© Guy Kokken

Rendez-vous phare de la vie culturelle rennaise, feu le festival Mettre En Scène a été sobrement rebaptisé Festival TNB sous l’impulsion du nouveau directeur Arthur Nauzyciel, débarqué du CDN d’Orléans : l’occasion pour lui de présenter une (pas si) nouvelle sélection d’artistes cru 2017.

Dure tâche que de prendre la relève des 22 ans de direction de François Le Pillouër au TNB, tant celui-ci aura décidé les conditions de l’art théâtral rennais. « Décloisonner » : voilà les mots d’Arthur Nauzyciel quand il propose seize artistes associés pour la saison 17-18 en mêlant théâtre, danse, musique, arts visuels et performance – on compte même un universitaire (Patrick Boucheron), c’est dire. Et le metteur en scène-directeur d’imaginer son festival comme une caisse de résonance : pour la saison, pour le futur. Il présente les artistes qui feront le Rennes de demain, et il en profite pour se présenter avec Julius Caesar, L’Empire des lumières, Jan Karski (mon nom est une fiction) – le second étant au festival.

Autrement dit, il programme les artistes qu’il souhaite soutenir pour les prochains temps : festival vitrine. Que partagent-t-ils ? Beaucoup sont étrangement méconnus du public rennais : Macaigne, Gisèle Vienne, El Khatib, Phia Ménard… Voilà une faute réparée. On retrouve aussi des habitués (Charmatz) et des artistes un peu moins connus (Das Plateau, Vincent Glowinski, Julie Duclos). Cette dernière catégorie manque trop cruellement à l’appel : la caisse de résonance vaut-elle plus pour la direction artistique ou pour les artistes eux-mêmes ? Le Pillouër avait à bon escient habitué son public à découvrir plus de formes à la marge. Dommage également que l’on compte si peu de créations : Kindertotenlieder, Good Boy, Nos Serments, To come (extended)… Autant de reprises, dont certaines exprès pour le festival ; une démarche que l’on s’explique mal. De fait beaucoup de spectacles ont été critiqués par nos soins auparavant : Rêve et Folie, Je suis un pays, To come (extended), Nos Serments

Mais il serait de mauvaise foi de ne pas reconnaître la qualité artistique du festival : exigence de programmation, variété des lieux culturels (le TNB, L’Aire Libre, le Vieux Saint-Étienne, le Musée de la danse, le Triangle…) et des arts impliqués. Notons par exemple les événements cinéma avec une carte blanche à Macaigne, un cycle de cinéma coréen en regard du spectacle L’Empire des lumières ainsi qu’une rétrospective Cavalier comprenant une conversation avec Mohamed El Khatib. Belles initiatives pour ce théâtre-cinéma. L’atmosphère festival est bien là, avec un certain « sens de la fête » qu’on retrouvera au théâtre dans Stadium et dans l’éblouissant Je suis un pays de Vincent Macaigne.

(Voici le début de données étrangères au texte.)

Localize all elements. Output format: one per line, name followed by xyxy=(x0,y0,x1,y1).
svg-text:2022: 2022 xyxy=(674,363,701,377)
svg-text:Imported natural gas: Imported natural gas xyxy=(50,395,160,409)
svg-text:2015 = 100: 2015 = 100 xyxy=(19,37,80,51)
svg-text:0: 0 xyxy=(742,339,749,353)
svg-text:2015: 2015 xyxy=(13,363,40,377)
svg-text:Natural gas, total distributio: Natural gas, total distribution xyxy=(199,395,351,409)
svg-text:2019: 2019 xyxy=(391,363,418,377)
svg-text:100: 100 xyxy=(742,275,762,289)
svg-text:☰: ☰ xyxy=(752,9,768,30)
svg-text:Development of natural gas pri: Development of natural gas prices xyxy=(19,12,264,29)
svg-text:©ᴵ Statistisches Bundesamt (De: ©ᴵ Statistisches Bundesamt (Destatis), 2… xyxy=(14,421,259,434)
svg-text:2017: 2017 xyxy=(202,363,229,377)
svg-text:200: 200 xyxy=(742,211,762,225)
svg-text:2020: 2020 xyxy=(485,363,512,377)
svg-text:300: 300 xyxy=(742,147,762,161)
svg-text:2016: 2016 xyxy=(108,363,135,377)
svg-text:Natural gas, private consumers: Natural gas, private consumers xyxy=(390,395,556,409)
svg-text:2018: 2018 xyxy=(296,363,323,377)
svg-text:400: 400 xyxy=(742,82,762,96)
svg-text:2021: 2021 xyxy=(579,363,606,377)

Notons enfin des surprises. Parfois belles, avec par exemple L’Empire des lumières de Nauzyciel (même s’il est moins radical que son voisin Julius Caesar) : le hiératisme chorégraphique cher au metteur en scène transpire dans cette adaptation du roman de Kim Young-Ha créé à Séoul en 2016, avec un travail dramaturgique sur l’écran – colporteur de l’imaginaire de la scène – remarquable d’intelligence. Parfois mauvaises, avec le déterré Kindertotenlieder de Gisèle Vienne – un spectacle de 2007 recréé au Triangle. Mieux aurait-il fallu ne pas ressortir des placards cette bouillie intello méprisante pour un public qui lui a réservé un accueil encore plus glacial que la neige recouvrant le plateau. Restons plutôt sur le très beau Skia lumière noire de l’artiste Vincent Glowinski – ou Bonom pour ceux qui le préfèrent sous son pseudonyme de street-artist, en partenariat avec Les Tombées de la Nuit. Dans le magnifique Théâtre du Vieux Saint-Étienne, une performance baconienne entre light-painting et vidéo qui ne manquera pas d’éblouir son public aux ultraviolets.